Jeunes en 2017 (12) : Karim

Chaque semaine, et pendant un an, une petite histoire de la vraie vie des jeunes en 2017. Aujourd'hui, Karim découvre qu'il y a quelque chose qui cloche.

 

(détail) © Béatrice Boubé (détail) © Béatrice Boubé

La lumière a envahi la petite chambre quand Karim ouvre les yeux : il a encore dormi plus qu'il ne l'aurait voulu. Lui, le lève-tôt, il n'entend plus son réveil ou il fait taire l'alarme d'un geste automatique puis se rendort pour deux bonnes heures. Ça l'énerve, cette fuite dans le sommeil. D'ailleurs Karim n'est pas reposé pour autant. Je rêve, dit-il, je ne sais pas à quoi mais je sens que ça m'épuise. J'ai mal à la tête le matin.

L'appartement est silencieux. Les parents au travail, les deux jeunes frères au centre de loisirs : Karim est seul. Il a bientôt vingt-quatre ans et, comme un collégien en éternelles vacances, il traîne dans le petit appartement de son enfance qu'à son âge il devrait avoir définitivement quitté. Il se fait réchauffer du café, allume l'ordinateur.

Les profils Facebook de ses copains de promo affichent des visages rayonnants. Ils ont trouvé du travail, les garçons comme les quelques filles. Certains se sont mariés. Karim regarde les vies heureuses des autres, like avec un cœur les naissances récentes ou annoncées. Mais ça ne lui plaît pas autant qu'il le voudrait, leur bonheur. À moins, se dit Karim, qu'ils trichent, eux aussi. Sur Facebook, il a déjà menti, prétendant avoir décroché un poste dans une grande boîte alors qu'il était en intérim d'agent de sécurité. Il avait recueilli près de soixante-dix likes avant de se faire cramer et d'effacer le post, honteux du plaisir qu'il avait eu, ce sentiment d'exister enfin aux yeux des autres.
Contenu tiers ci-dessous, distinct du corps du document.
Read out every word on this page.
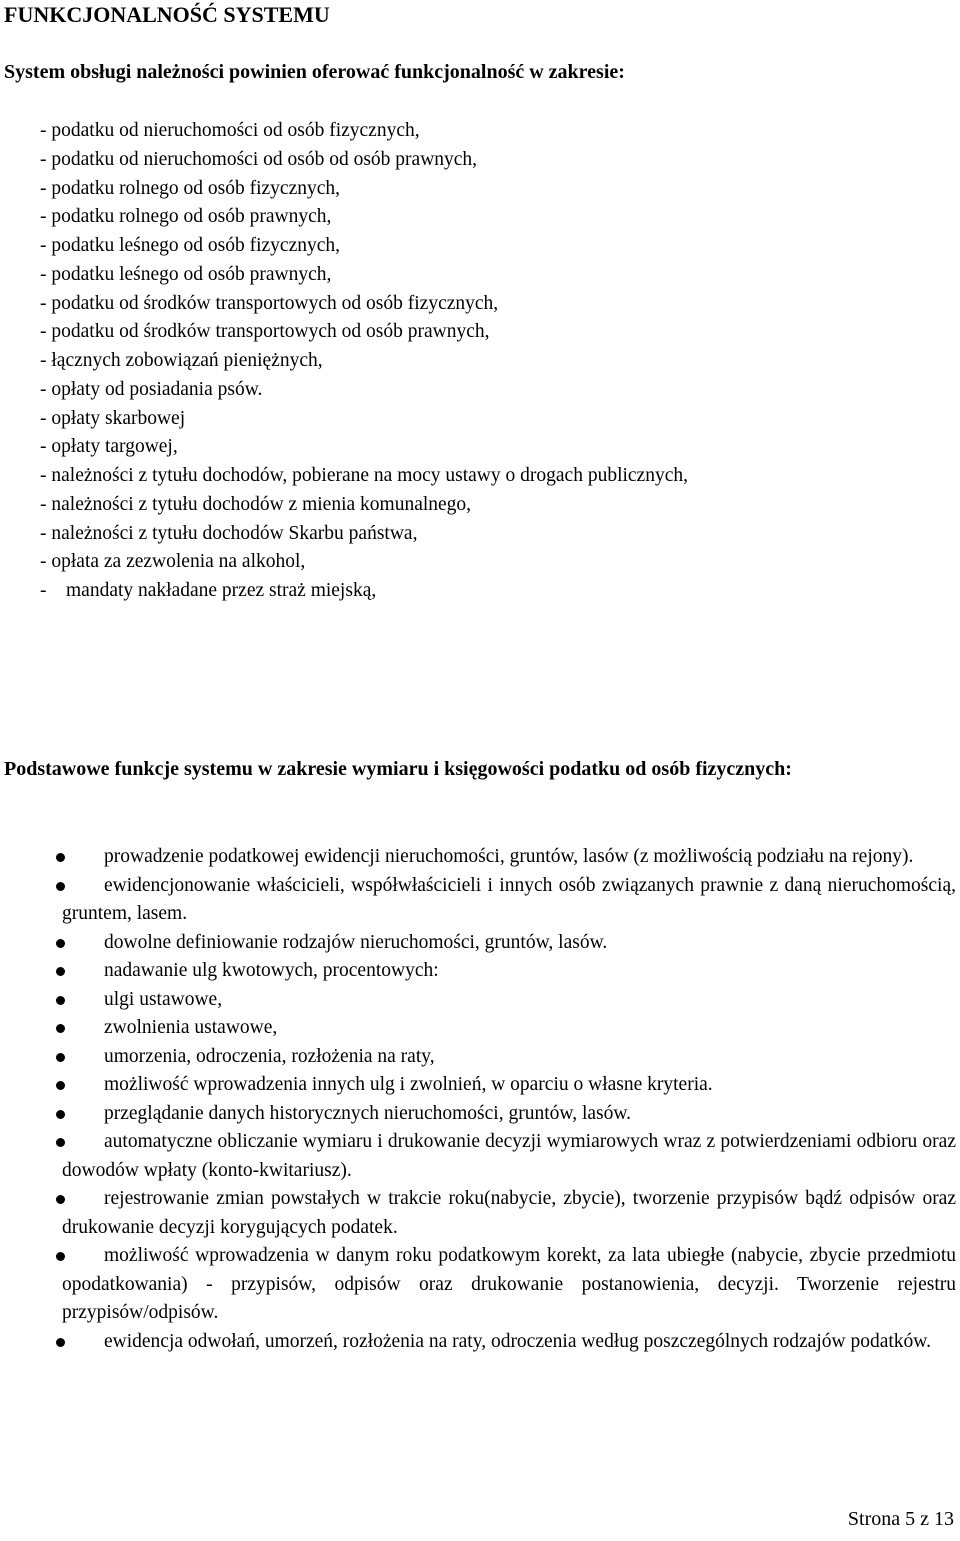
FUNKCJONALNOŚĆ SYSTEMU
System obsługi należności powinien oferować funkcjonalność w zakresie:
- podatku od nieruchomości od osób fizycznych,
- podatku od nieruchomości od osób od osób prawnych,
- podatku rolnego od osób fizycznych,
- podatku rolnego od osób prawnych,
- podatku leśnego od osób fizycznych,
- podatku leśnego od osób prawnych,
- podatku od środków transportowych od osób fizycznych,
- podatku od środków transportowych od osób prawnych,
- łącznych zobowiązań pieniężnych,
- opłaty od posiadania psów.
- opłaty skarbowej
- opłaty targowej,
- należności z tytułu dochodów, pobierane na mocy ustawy o drogach publicznych,
- należności z tytułu dochodów z mienia komunalnego,
- należności z tytułu dochodów Skarbu państwa,
- opłata za zezwolenia na alkohol,
-    mandaty nakładane przez straż miejską,
Podstawowe funkcje systemu w zakresie wymiaru i księgowości podatku od osób fizycznych:
prowadzenie podatkowej ewidencji nieruchomości, gruntów, lasów (z możliwością podziału na rejony).
ewidencjonowanie właścicieli, współwłaścicieli i innych osób związanych prawnie z daną nieruchomością, gruntem, lasem.
dowolne definiowanie rodzajów nieruchomości, gruntów, lasów.
nadawanie ulg kwotowych, procentowych:
ulgi ustawowe,
zwolnienia ustawowe,
umorzenia, odroczenia, rozłożenia na raty,
możliwość wprowadzenia innych ulg i zwolnień, w oparciu o własne kryteria.
przeglądanie danych historycznych nieruchomości, gruntów, lasów.
automatyczne obliczanie wymiaru i drukowanie decyzji wymiarowych wraz z potwierdzeniami odbioru oraz dowodów wpłaty (konto-kwitariusz).
rejestrowanie zmian powstałych w trakcie roku(nabycie, zbycie), tworzenie przypisów bądź odpisów oraz drukowanie decyzji korygujących podatek.
możliwość wprowadzenia w danym roku podatkowym korekt, za lata ubiegłe (nabycie, zbycie przedmiotu opodatkowania) - przypisów, odpisów oraz drukowanie postanowienia, decyzji. Tworzenie rejestru przypisów/odpisów.
ewidencja odwołań, umorzeń, rozłożenia na raty, odroczenia według poszczególnych rodzajów podatków.
Strona 5 z 13
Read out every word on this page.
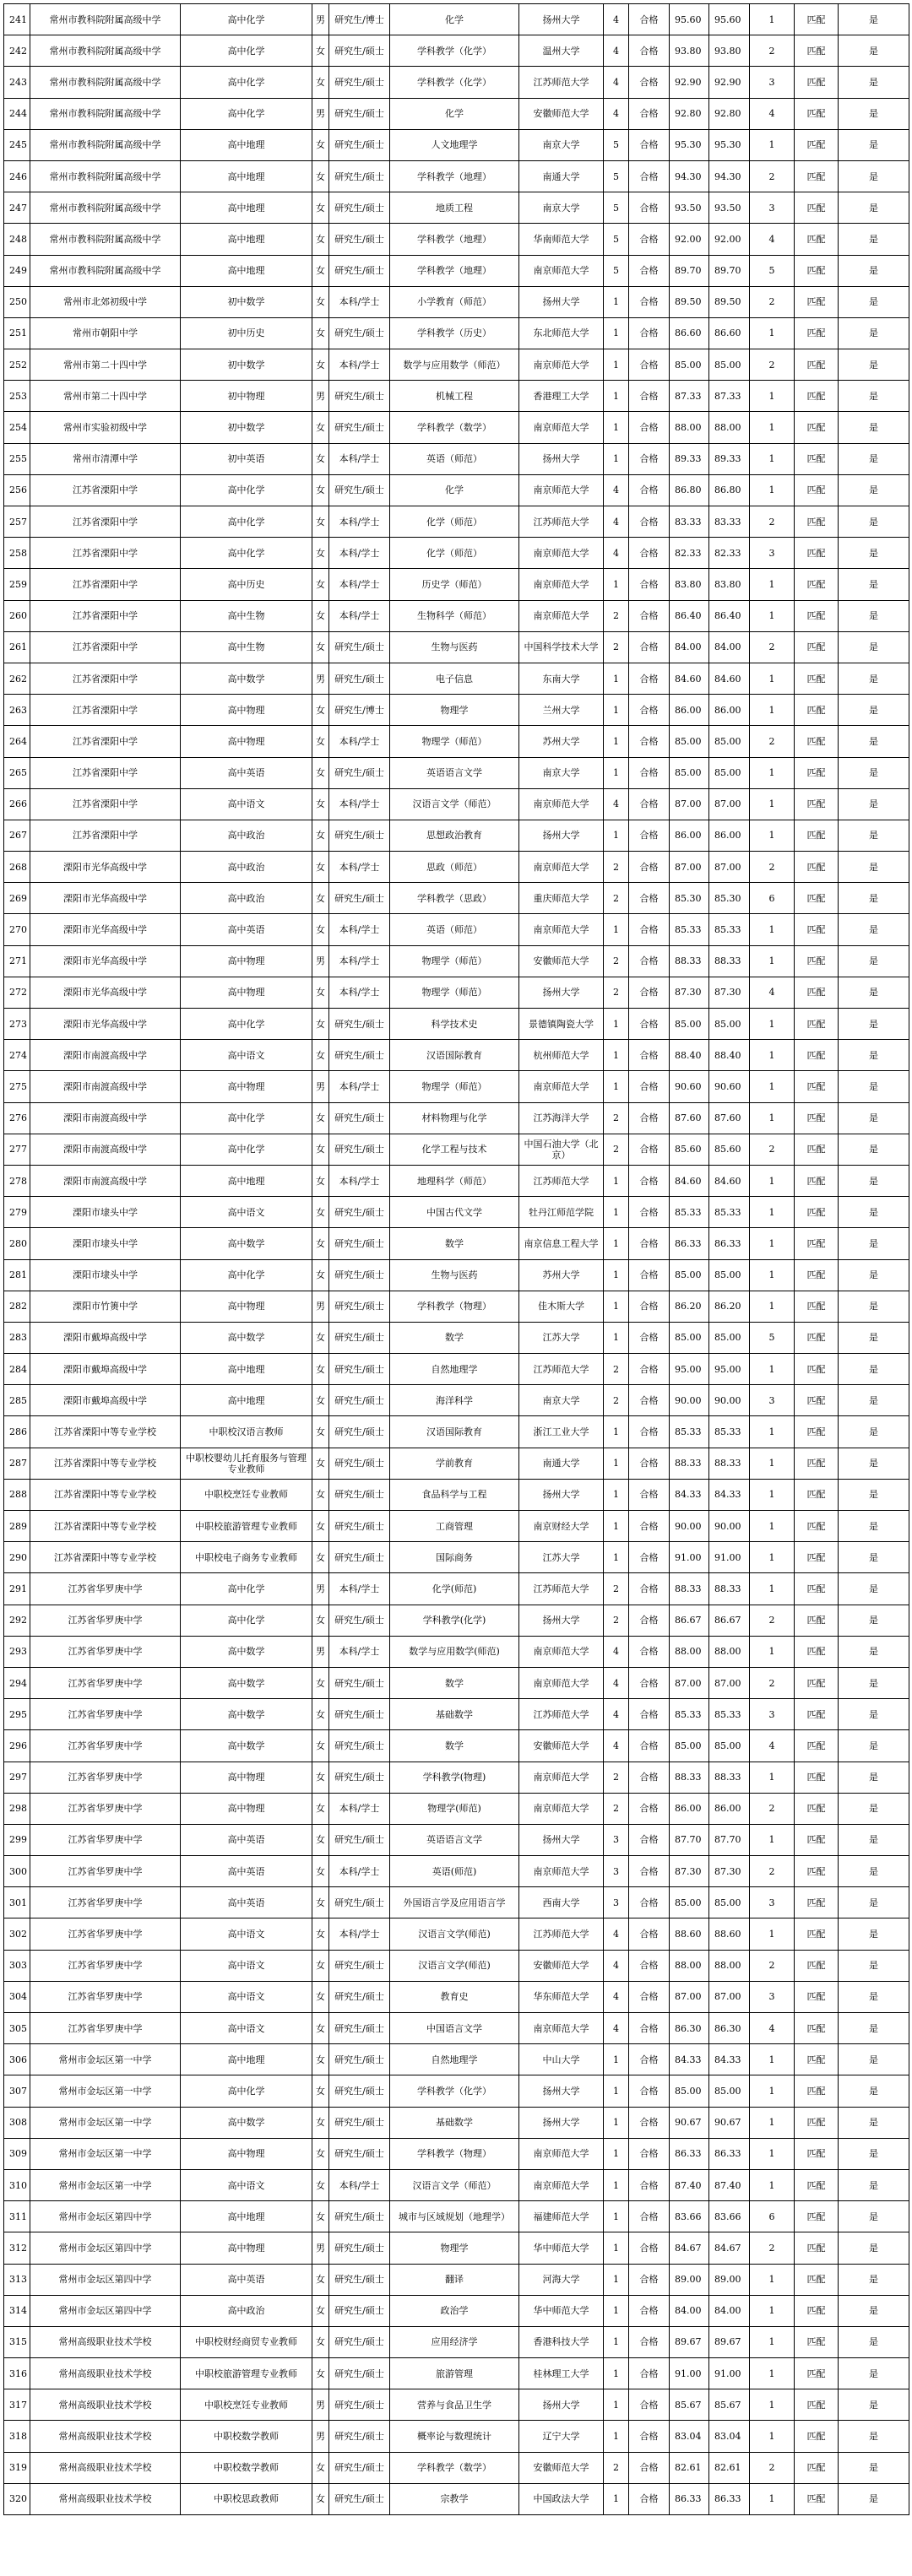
241	常州市教科院附属高级中学	高中化学	男	研究生/博士	化学	扬州大学	4	合格	95.60	95.60	1	匹配	是
242	常州市教科院附属高级中学	高中化学	女	研究生/硕士	学科教学（化学）	温州大学	4	合格	93.80	93.80	2	匹配	是
243	常州市教科院附属高级中学	高中化学	女	研究生/硕士	学科教学（化学）	江苏师范大学	4	合格	92.90	92.90	3	匹配	是
244	常州市教科院附属高级中学	高中化学	男	研究生/硕士	化学	安徽师范大学	4	合格	92.80	92.80	4	匹配	是
245	常州市教科院附属高级中学	高中地理	女	研究生/硕士	人文地理学	南京大学	5	合格	95.30	95.30	1	匹配	是
246	常州市教科院附属高级中学	高中地理	女	研究生/硕士	学科教学（地理）	南通大学	5	合格	94.30	94.30	2	匹配	是
247	常州市教科院附属高级中学	高中地理	女	研究生/硕士	地质工程	南京大学	5	合格	93.50	93.50	3	匹配	是
248	常州市教科院附属高级中学	高中地理	女	研究生/硕士	学科教学（地理）	华南师范大学	5	合格	92.00	92.00	4	匹配	是
249	常州市教科院附属高级中学	高中地理	女	研究生/硕士	学科教学（地理）	南京师范大学	5	合格	89.70	89.70	5	匹配	是
250	常州市北郊初级中学	初中数学	女	本科/学士	小学教育（师范）	扬州大学	1	合格	89.50	89.50	2	匹配	是
251	常州市朝阳中学	初中历史	女	研究生/硕士	学科教学（历史）	东北师范大学	1	合格	86.60	86.60	1	匹配	是
252	常州市第二十四中学	初中数学	女	本科/学士	数学与应用数学（师范）	南京师范大学	1	合格	85.00	85.00	2	匹配	是
253	常州市第二十四中学	初中物理	男	研究生/硕士	机械工程	香港理工大学	1	合格	87.33	87.33	1	匹配	是
254	常州市实验初级中学	初中数学	女	研究生/硕士	学科教学（数学）	南京师范大学	1	合格	88.00	88.00	1	匹配	是
255	常州市清潭中学	初中英语	女	本科/学士	英语（师范）	扬州大学	1	合格	89.33	89.33	1	匹配	是
256	江苏省溧阳中学	高中化学	女	研究生/硕士	化学	南京师范大学	4	合格	86.80	86.80	1	匹配	是
257	江苏省溧阳中学	高中化学	女	本科/学士	化学（师范）	江苏师范大学	4	合格	83.33	83.33	2	匹配	是
258	江苏省溧阳中学	高中化学	女	本科/学士	化学（师范）	南京师范大学	4	合格	82.33	82.33	3	匹配	是
259	江苏省溧阳中学	高中历史	女	本科/学士	历史学（师范）	南京师范大学	1	合格	83.80	83.80	1	匹配	是
260	江苏省溧阳中学	高中生物	女	本科/学士	生物科学（师范）	南京师范大学	2	合格	86.40	86.40	1	匹配	是
261	江苏省溧阳中学	高中生物	女	研究生/硕士	生物与医药	中国科学技术大学	2	合格	84.00	84.00	2	匹配	是
262	江苏省溧阳中学	高中数学	男	研究生/硕士	电子信息	东南大学	1	合格	84.60	84.60	1	匹配	是
263	江苏省溧阳中学	高中物理	女	研究生/博士	物理学	兰州大学	1	合格	86.00	86.00	1	匹配	是
264	江苏省溧阳中学	高中物理	女	本科/学士	物理学（师范）	苏州大学	1	合格	85.00	85.00	2	匹配	是
265	江苏省溧阳中学	高中英语	女	研究生/硕士	英语语言文学	南京大学	1	合格	85.00	85.00	1	匹配	是
266	江苏省溧阳中学	高中语文	女	本科/学士	汉语言文学（师范）	南京师范大学	4	合格	87.00	87.00	1	匹配	是
267	江苏省溧阳中学	高中政治	女	研究生/硕士	思想政治教育	扬州大学	1	合格	86.00	86.00	1	匹配	是
268	溧阳市光华高级中学	高中政治	女	本科/学士	思政（师范）	南京师范大学	2	合格	87.00	87.00	2	匹配	是
269	溧阳市光华高级中学	高中政治	女	研究生/硕士	学科教学（思政）	重庆师范大学	2	合格	85.30	85.30	6	匹配	是
270	溧阳市光华高级中学	高中英语	女	本科/学士	英语（师范）	南京师范大学	1	合格	85.33	85.33	1	匹配	是
271	溧阳市光华高级中学	高中物理	男	本科/学士	物理学（师范）	安徽师范大学	2	合格	88.33	88.33	1	匹配	是
272	溧阳市光华高级中学	高中物理	女	本科/学士	物理学（师范）	扬州大学	2	合格	87.30	87.30	4	匹配	是
273	溧阳市光华高级中学	高中化学	女	研究生/硕士	科学技术史	景德镇陶瓷大学	1	合格	85.00	85.00	1	匹配	是
274	溧阳市南渡高级中学	高中语文	女	研究生/硕士	汉语国际教育	杭州师范大学	1	合格	88.40	88.40	1	匹配	是
275	溧阳市南渡高级中学	高中物理	男	本科/学士	物理学（师范）	南京师范大学	1	合格	90.60	90.60	1	匹配	是
276	溧阳市南渡高级中学	高中化学	女	研究生/硕士	材料物理与化学	江苏海洋大学	2	合格	87.60	87.60	1	匹配	是
277	溧阳市南渡高级中学	高中化学	女	研究生/硕士	化学工程与技术	中国石油大学（北京）	2	合格	85.60	85.60	2	匹配	是
278	溧阳市南渡高级中学	高中地理	女	本科/学士	地理科学（师范）	江苏师范大学	1	合格	84.60	84.60	1	匹配	是
279	溧阳市埭头中学	高中语文	女	研究生/硕士	中国古代文学	牡丹江师范学院	1	合格	85.33	85.33	1	匹配	是
280	溧阳市埭头中学	高中数学	女	研究生/硕士	数学	南京信息工程大学	1	合格	86.33	86.33	1	匹配	是
281	溧阳市埭头中学	高中化学	女	研究生/硕士	生物与医药	苏州大学	1	合格	85.00	85.00	1	匹配	是
282	溧阳市竹箦中学	高中物理	男	研究生/硕士	学科教学（物理）	佳木斯大学	1	合格	86.20	86.20	1	匹配	是
283	溧阳市戴埠高级中学	高中数学	女	研究生/硕士	数学	江苏大学	1	合格	85.00	85.00	5	匹配	是
284	溧阳市戴埠高级中学	高中地理	女	研究生/硕士	自然地理学	江苏师范大学	2	合格	95.00	95.00	1	匹配	是
285	溧阳市戴埠高级中学	高中地理	女	研究生/硕士	海洋科学	南京大学	2	合格	90.00	90.00	3	匹配	是
286	江苏省溧阳中等专业学校	中职校汉语言教师	女	研究生/硕士	汉语国际教育	浙江工业大学	1	合格	85.33	85.33	1	匹配	是
287	江苏省溧阳中等专业学校	中职校婴幼儿托育服务与管理专业教师	女	研究生/硕士	学前教育	南通大学	1	合格	88.33	88.33	1	匹配	是
288	江苏省溧阳中等专业学校	中职校烹饪专业教师	女	研究生/硕士	食品科学与工程	扬州大学	1	合格	84.33	84.33	1	匹配	是
289	江苏省溧阳中等专业学校	中职校旅游管理专业教师	女	研究生/硕士	工商管理	南京财经大学	1	合格	90.00	90.00	1	匹配	是
290	江苏省溧阳中等专业学校	中职校电子商务专业教师	女	研究生/硕士	国际商务	江苏大学	1	合格	91.00	91.00	1	匹配	是
291	江苏省华罗庚中学	高中化学	男	本科/学士	化学(师范)	江苏师范大学	2	合格	88.33	88.33	1	匹配	是
292	江苏省华罗庚中学	高中化学	女	研究生/硕士	学科教学(化学)	扬州大学	2	合格	86.67	86.67	2	匹配	是
293	江苏省华罗庚中学	高中数学	男	本科/学士	数学与应用数学(师范)	南京师范大学	4	合格	88.00	88.00	1	匹配	是
294	江苏省华罗庚中学	高中数学	女	研究生/硕士	数学	南京师范大学	4	合格	87.00	87.00	2	匹配	是
295	江苏省华罗庚中学	高中数学	女	研究生/硕士	基础数学	江苏师范大学	4	合格	85.33	85.33	3	匹配	是
296	江苏省华罗庚中学	高中数学	女	研究生/硕士	数学	安徽师范大学	4	合格	85.00	85.00	4	匹配	是
297	江苏省华罗庚中学	高中物理	女	研究生/硕士	学科教学(物理)	南京师范大学	2	合格	88.33	88.33	1	匹配	是
298	江苏省华罗庚中学	高中物理	女	本科/学士	物理学(师范)	南京师范大学	2	合格	86.00	86.00	2	匹配	是
299	江苏省华罗庚中学	高中英语	女	研究生/硕士	英语语言文学	扬州大学	3	合格	87.70	87.70	1	匹配	是
300	江苏省华罗庚中学	高中英语	女	本科/学士	英语(师范)	南京师范大学	3	合格	87.30	87.30	2	匹配	是
301	江苏省华罗庚中学	高中英语	女	研究生/硕士	外国语言学及应用语言学	西南大学	3	合格	85.00	85.00	3	匹配	是
302	江苏省华罗庚中学	高中语文	女	本科/学士	汉语言文学(师范)	江苏师范大学	4	合格	88.60	88.60	1	匹配	是
303	江苏省华罗庚中学	高中语文	女	研究生/硕士	汉语言文学(师范)	安徽师范大学	4	合格	88.00	88.00	2	匹配	是
304	江苏省华罗庚中学	高中语文	女	研究生/硕士	教育史	华东师范大学	4	合格	87.00	87.00	3	匹配	是
305	江苏省华罗庚中学	高中语文	女	研究生/硕士	中国语言文学	南京师范大学	4	合格	86.30	86.30	4	匹配	是
306	常州市金坛区第一中学	高中地理	女	研究生/硕士	自然地理学	中山大学	1	合格	84.33	84.33	1	匹配	是
307	常州市金坛区第一中学	高中化学	女	研究生/硕士	学科教学（化学）	扬州大学	1	合格	85.00	85.00	1	匹配	是
308	常州市金坛区第一中学	高中数学	女	研究生/硕士	基础数学	扬州大学	1	合格	90.67	90.67	1	匹配	是
309	常州市金坛区第一中学	高中物理	女	研究生/硕士	学科教学（物理）	南京师范大学	1	合格	86.33	86.33	1	匹配	是
310	常州市金坛区第一中学	高中语文	女	本科/学士	汉语言文学（师范）	南京师范大学	1	合格	87.40	87.40	1	匹配	是
311	常州市金坛区第四中学	高中地理	女	研究生/硕士	城市与区域规划（地理学）	福建师范大学	1	合格	83.66	83.66	6	匹配	是
312	常州市金坛区第四中学	高中物理	男	研究生/硕士	物理学	华中师范大学	1	合格	84.67	84.67	2	匹配	是
313	常州市金坛区第四中学	高中英语	女	研究生/硕士	翻译	河海大学	1	合格	89.00	89.00	1	匹配	是
314	常州市金坛区第四中学	高中政治	女	研究生/硕士	政治学	华中师范大学	1	合格	84.00	84.00	1	匹配	是
315	常州高级职业技术学校	中职校财经商贸专业教师	女	研究生/硕士	应用经济学	香港科技大学	1	合格	89.67	89.67	1	匹配	是
316	常州高级职业技术学校	中职校旅游管理专业教师	女	研究生/硕士	旅游管理	桂林理工大学	1	合格	91.00	91.00	1	匹配	是
317	常州高级职业技术学校	中职校烹饪专业教师	男	研究生/硕士	营养与食品卫生学	扬州大学	1	合格	85.67	85.67	1	匹配	是
318	常州高级职业技术学校	中职校数学教师	男	研究生/硕士	概率论与数理统计	辽宁大学	1	合格	83.04	83.04	1	匹配	是
319	常州高级职业技术学校	中职校数学教师	女	研究生/硕士	学科教学（数学）	安徽师范大学	2	合格	82.61	82.61	2	匹配	是
320	常州高级职业技术学校	中职校思政教师	女	研究生/硕士	宗教学	中国政法大学	1	合格	86.33	86.33	1	匹配	是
Après cinq années d'études réussies, Karim était sûr de trouver très vite un travail assez bien rémunéré pour rembourser à ses parents au moins une partie de ce qu'ils ont dépensé pour lui, eux qui gagnent si peu dans des boulots si difficiles. Il n'a entendu que cela dans son école d'ingénieur  : pas de chômeur à la sortie. Alors ?

Karim a envoyé une centaine de CV, mais il n'a reçu aucune demande d'entretien. À l'école de Rennes, il était le seul Arabe né en Algérie, grandi en Seine-saint-Denis. Aujourd'hui les autres travaillent, pas lui. Sur internet, il a lu le témoignage d'un gars qui a francisé son nom et changé d'adresse sur son CV : il a obtenu aussitôt un entretien d'embauche. Karim a l'impression de devenir parano.

Il est treize heures passées. Karim est sorti pour une course. Il marche vite, espère ne pas rencontrer les mères du quartier. Pas loin de son ancien collège, il croise une prof qu'il aimait bien. Elle aussi porte un nom algérien. La professeure le reconnaît et semble contente de le voir : elle lui demande de ses nouvelles. Karim se lance, elle l'écoute et son sourire s'efface. Elle a l'air embêtée. Il lui dit : il y a quelque chose qui ne va pas, c'est beaucoup plus dur quand on s'appelle Karim et qu'on vient du neuf-trois. La femme hoche tristement la tête. Vous le saviez, ça, Madame ? Elle baisse les yeux : Oui, Karim, je le sais, tout le monde le sait.